Scientific classification
- Kingdom: Plantae
- Clade: Tracheophytes
- Clade: Angiosperms
- Clade: Eudicots
- Clade: Asterids
- Order: Lamiales
- Family: Plantaginaceae
- Genus: Penstemon
- Species: P. linarioides
- Binomial name: Penstemon linarioides A.Gray
- Varieties: P. l. var. coloradoensis ; P. l. var. linarioides ; P. l. var. maguirei ; P. l. var. sileri ;
- Synonyms: Penstemon coloradoensis ;

= Penstemon linarioides =

- Genus: Penstemon
- Species: linarioides
- Authority: A.Gray

Plant species in the veronica family

Penstemon linarioides is a plant species in the genus Penstemon. Its common names include toadflax penstemon, toadflax beardtongue and Colorado narrowleaf beardtongue. It grows in Nevada, Arizona, Utah, Colorado, and New Mexico.

==Taxonomy==
Penstemon linarioides was scientifically described in 1859 by Asa Gray. He placed the species in the genus Penstemon which is part of the Plantaginaceae family. It has four accepted varieties.
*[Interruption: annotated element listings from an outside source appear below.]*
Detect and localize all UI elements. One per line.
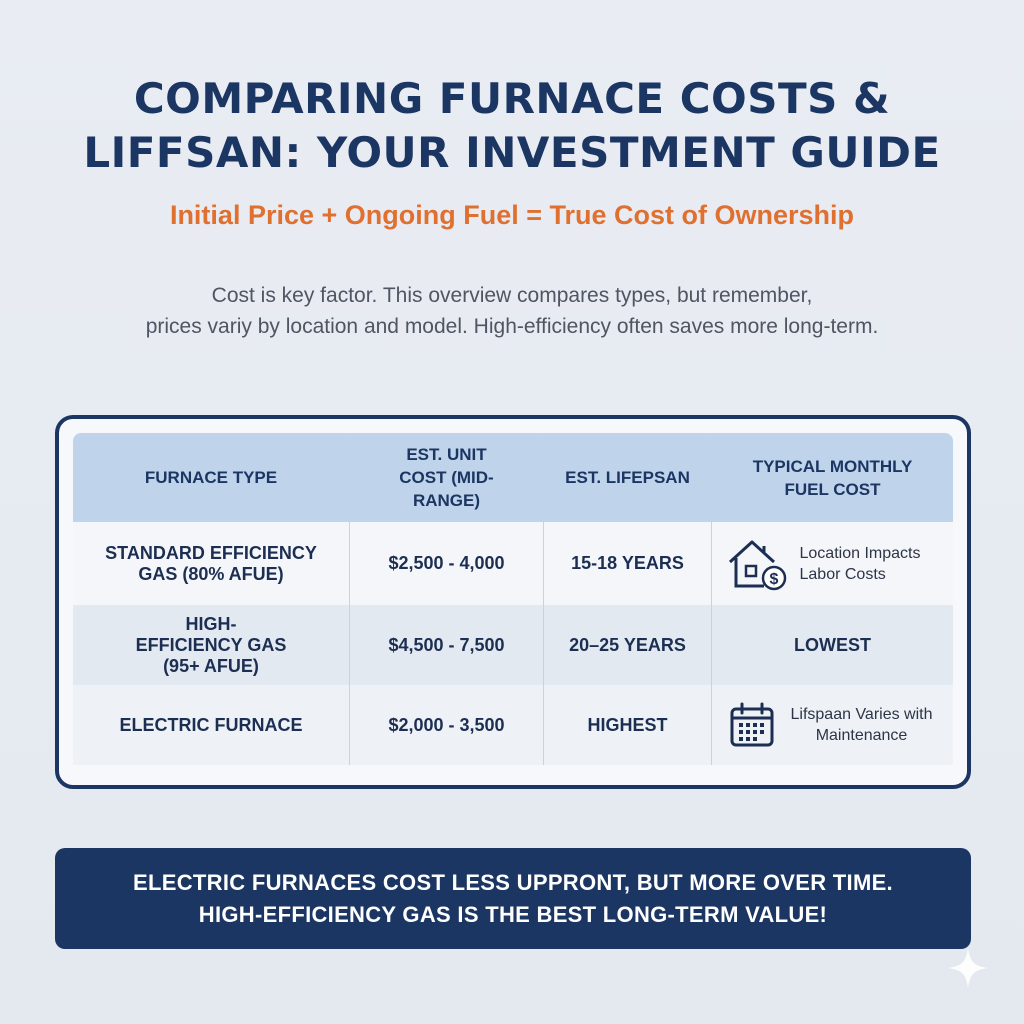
row-1-cost: $2,500 - 4,000 <box>350 522 544 605</box>
subtitle: Initial Price + Ongoing Fuel = True Cost… <box>169 200 855 230</box>
intro-line-2: prices variy by location and model. High… <box>145 315 879 338</box>
banner-line-1: ELECTRIC FURNACES COST LESS UPPRONT, BUT… <box>133 869 893 895</box>
row-3-fuel-note: Lifspaan Varies with Maintenance <box>729 702 937 748</box>
row-3-type: ELECTRIC FURNACE <box>73 685 350 765</box>
row-3-cost: $2,000 - 3,500 <box>350 685 544 765</box>
row-2-lifespan: 20–25 YEARS <box>544 605 712 685</box>
title-line-1: COMPARING FURNACE COSTS & <box>133 74 891 123</box>
column-header-cost: EST. UNIT COST (MID-RANGE) <box>350 433 544 522</box>
column-header-fuel: TYPICAL MONTHLY FUEL COST <box>712 433 953 522</box>
row-2-cost: $4,500 - 7,500 <box>350 605 544 685</box>
row-3-fuel: Lifspaan Varies with Maintenance <box>712 685 953 765</box>
summary-banner: ELECTRIC FURNACES COST LESS UPPRONT, BUT… <box>55 848 971 949</box>
row-1-fuel: $ Location Impacts Labor Costs <box>712 522 953 605</box>
banner-line-2: HIGH-EFFICIENCY GAS IS THE BEST LONG-TER… <box>198 901 828 927</box>
sparkle-icon <box>946 946 990 995</box>
column-header-type: FURNACE TYPE <box>73 433 350 522</box>
row-1-lifespan: 15-18 YEARS <box>544 522 712 605</box>
title-line-2: LIFFSAN: YOUR INVESTMENT GUIDE <box>83 128 941 177</box>
row-2-type: HIGH-EFFICIENCY GAS (95+ AFUE) <box>73 605 350 685</box>
row-3-fuel-text: Lifspaan Varies with Maintenance <box>790 706 933 744</box>
house-dollar-icon: $ <box>726 536 788 592</box>
intro-line-1: Cost is key factor. This overview compar… <box>211 284 813 307</box>
row-2-fuel: LOWEST <box>712 605 953 685</box>
svg-text:$: $ <box>769 571 778 588</box>
row-1-fuel-text: Location Impacts Labor Costs <box>799 544 921 583</box>
comparison-table: FURNACE TYPE EST. UNIT COST (MID-RANGE) … <box>55 415 971 789</box>
row-1-fuel-note: $ Location Impacts Labor Costs <box>726 536 940 592</box>
row-1-type: STANDARD EFFICIENCY GAS (80% AFUE) <box>73 522 350 605</box>
intro-text: Cost is key factor. This overview compar… <box>0 280 1024 342</box>
column-header-lifespan: EST. LIFEPSAN <box>544 433 712 522</box>
page-title: COMPARING FURNACE COSTS & LIFFSAN: YOUR … <box>0 72 1024 180</box>
table-grid: FURNACE TYPE EST. UNIT COST (MID-RANGE) … <box>73 433 953 771</box>
row-3-lifespan: HIGHEST <box>544 685 712 765</box>
calendar-icon <box>729 702 775 748</box>
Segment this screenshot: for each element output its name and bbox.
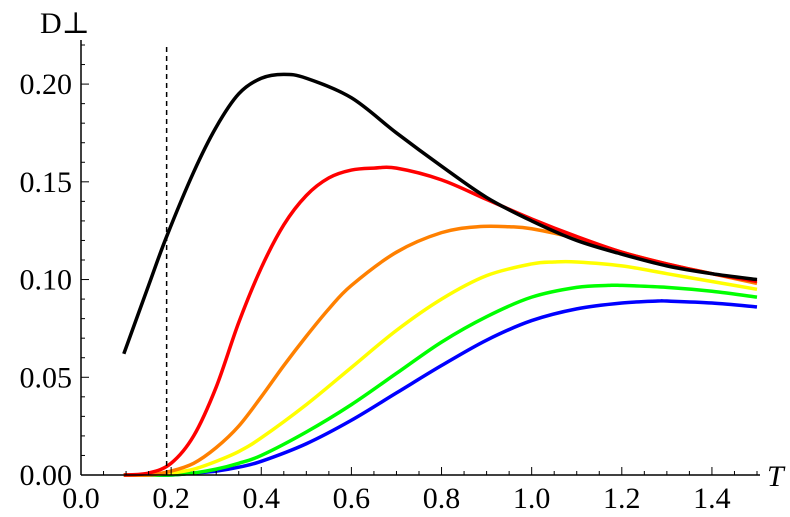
series-layer [122,72,758,478]
x-tick-label: 1.4 [693,482,731,515]
x-tick-label: 1.0 [513,482,551,515]
x-axis-title: T [767,460,786,493]
x-ticks: 0.0 0.2 0.4 0.6 0.8 1.0 1.2 1.4 [62,467,758,515]
series-line [123,299,758,477]
x-tick-label: 0.6 [333,482,371,515]
axes: 0.0 0.2 0.4 0.6 0.8 1.0 1.2 1.4 0.00 0.05 0.10 0.1… [20,40,760,515]
y-tick-label: 0.10 [20,264,73,297]
series-line [123,165,758,477]
x-tick-label: 1.2 [603,482,641,515]
x-tick-label: 0.2 [152,482,190,515]
x-tick-label: 0.0 [62,482,100,515]
plot-area [122,44,758,478]
y-tick-label: 0.20 [20,68,73,101]
y-tick-label: 0.15 [20,166,73,199]
series-line [123,259,758,477]
y-ticks: 0.00 0.05 0.10 0.15 0.20 [20,44,89,492]
x-tick-label: 0.4 [243,482,281,515]
y-tick-label: 0.00 [20,459,73,492]
x-tick-label: 0.8 [423,482,461,515]
series-line [122,72,758,355]
y-tick-label: 0.05 [20,361,73,394]
y-axis-title: D⊥ [40,7,90,40]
- Penstemon linarioides var. coloradoensis – Arizona, Colorado, and New Mexico
- Penstemon linarioides var. linarioides – Baja California, Arizona, New Mexico, and Sonora
- Penstemon linarioides var. maguirei – Arizona and New Mexico
- Penstemon linarioides var. sileri – Arizona, Nevada, and Utah

It has eight synonyms of the species or one of its four varieties.

Table of Synonyms
| Name | Year | Rank | Synonym of: | Notes |
| Penstemon coloradoensis A.Nelson | 1899 | species | var. coloradoensis | ≡ hom. |
| Penstemon coloradoensis subsp. sileri Pennell | 1920 | subspecies | var. coloradoensis | = het. |
| Penstemon linarioides subsp. coloradoensis (A.Nelson) D.D.Keck | 1937 | subspecies | var. coloradoensis | ≡ hom. |
| Penstemon linarioides subsp. compactifolius D.D.Keck | 1937 | subspecies | var. linarioides | = het. |
| Penstemon linarioides subsp. maguirei D.D.Keck | 1937 | subspecies | var. maguirei | ≡ hom. |
| Penstemon linarioides subsp. sileri (A.Gray) D.D.Keck | 1937 | subspecies | var. sileri | ≡ hom. |
| Penstemon linarioides subsp. typicus D.D.Keck | 1937 | subspecies | P. linarioides | ≡ hom., not validly publ. |
| Penstemon linarioides var. viridis D.D.Keck | 1937 | variety | var. sileri | = het. |
Notes: ≡ homotypic synonym; = heterotypic synonym

===Names===
The species name, linarioides, means 'like toadflax' in Botanical Latin due to the similar leaf shape to some species in the genus Linaria. Penstemon linarioides is known by the common names toadflax penstemon, linarialeaf penstemon, and narrowleaf penstemon. It is also known as Colorado toadflax beardtongue and toadflax beardtongue. It is sometimes called mat penstemon, however Penstemon caespitosus is more typically known by this name.